Я не хочу разговаривать с вами, с журналистами. Но я должен. Иначе та сторона перестроит информационное поле против меня. Это будет игра в одни ворота. Поэтому мы здесь и вы тянете из меня то, что я не хочу отдавать. |
— Вы не считаете, что одной из возможных причин гибели вашей супруги стал формат ваших семейных отношений?
— Формат наших с Юлей отношений я называю «свободная любовь». Это восхищение без права обладания. Муж и жена — это две половинки, которые сплетаются кишками. Но владеть человеком — это неправильно, это не мой путь. Я считаю, что каждый должен быть собой и давать возможность другим быть другими. Вы знаете, у меня в детстве была обезьяна, она меня очень любила. Но она все время пыталась убежать с поводка. Я не хочу никаких прямых аналогий, но если ты кого-то посадил на поводок, то он все время будет пытаться сбежать оттуда.

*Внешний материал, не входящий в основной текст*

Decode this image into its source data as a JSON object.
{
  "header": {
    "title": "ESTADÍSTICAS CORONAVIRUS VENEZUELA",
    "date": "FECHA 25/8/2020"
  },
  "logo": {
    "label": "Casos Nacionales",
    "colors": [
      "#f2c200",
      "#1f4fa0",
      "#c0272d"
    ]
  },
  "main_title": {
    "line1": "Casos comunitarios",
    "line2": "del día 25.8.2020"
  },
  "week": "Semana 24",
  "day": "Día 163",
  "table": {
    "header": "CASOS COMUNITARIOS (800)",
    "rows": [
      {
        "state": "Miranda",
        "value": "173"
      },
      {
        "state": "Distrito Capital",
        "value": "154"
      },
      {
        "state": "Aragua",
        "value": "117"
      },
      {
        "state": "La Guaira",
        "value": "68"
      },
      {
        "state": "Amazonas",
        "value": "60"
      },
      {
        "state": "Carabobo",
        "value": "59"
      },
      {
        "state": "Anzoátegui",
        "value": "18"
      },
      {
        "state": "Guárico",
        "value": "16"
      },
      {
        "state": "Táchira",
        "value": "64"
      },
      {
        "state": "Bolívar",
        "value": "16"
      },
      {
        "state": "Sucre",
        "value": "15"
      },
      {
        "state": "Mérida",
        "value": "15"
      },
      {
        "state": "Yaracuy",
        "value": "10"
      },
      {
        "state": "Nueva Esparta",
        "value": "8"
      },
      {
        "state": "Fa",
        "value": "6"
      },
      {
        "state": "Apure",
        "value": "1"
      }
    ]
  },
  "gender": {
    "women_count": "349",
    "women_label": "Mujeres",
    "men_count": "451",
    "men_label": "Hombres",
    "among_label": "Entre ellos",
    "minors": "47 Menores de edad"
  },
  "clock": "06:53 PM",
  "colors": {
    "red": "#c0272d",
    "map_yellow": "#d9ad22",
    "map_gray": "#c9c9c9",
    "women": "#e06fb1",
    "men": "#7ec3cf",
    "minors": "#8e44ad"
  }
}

— То есть если у вас появится новая любимая, то формат отношений будет тот же, что с Юлей?
— Да, свобода, понимание, уважение.
«Я понимаю, что ярлык «фотограф-убийца» повешан на меня надолго. Но у меня есть друзья и клиенты, которые верят и знают, что я не способен на убийство. Они звонят, они поддерживают меня и заказывают съемки», — говорит Лошагин. |
— Вы кого-то подозреваете в убийстве Юли?
— Есть определенные соображения.
— Вы кому-то рассказывали о своих предположениях?
— Я рассказывал об этом следователям, но они пропустили это мимо себя. Мои друзья даже нанимали частное детективное агентство, и у них были кое-какие результаты, но дело не довели до конца, так как кончились деньги.
— А на свои деньги вы не хотите продолжить это расследование, чтобы показать на этого человека, сказать: «Он убил», — и передать следователям папку с доказательствами?
— Во-первых, у меня сейчас нет ни денег, ни сбережений. Во-вторых, разбираться в этом деле будет для меня психологически тяжело. Юля для меня была солнышком, и я не хочу про нее раскапывать какую-то грязь. Я думаю, что я много чего не знаю, и, наверное, не хочу пока этого знать.
— Вы в каком-то аду живете. Вы чувствуете весь этот гнет: с одной стороны неизвестность, с другой — неизвестность. И непонятно, что будет, что было и как дальше все пойдет.
— Вы правы, я в аду. Тут только вера в лучшее. На этом и живем.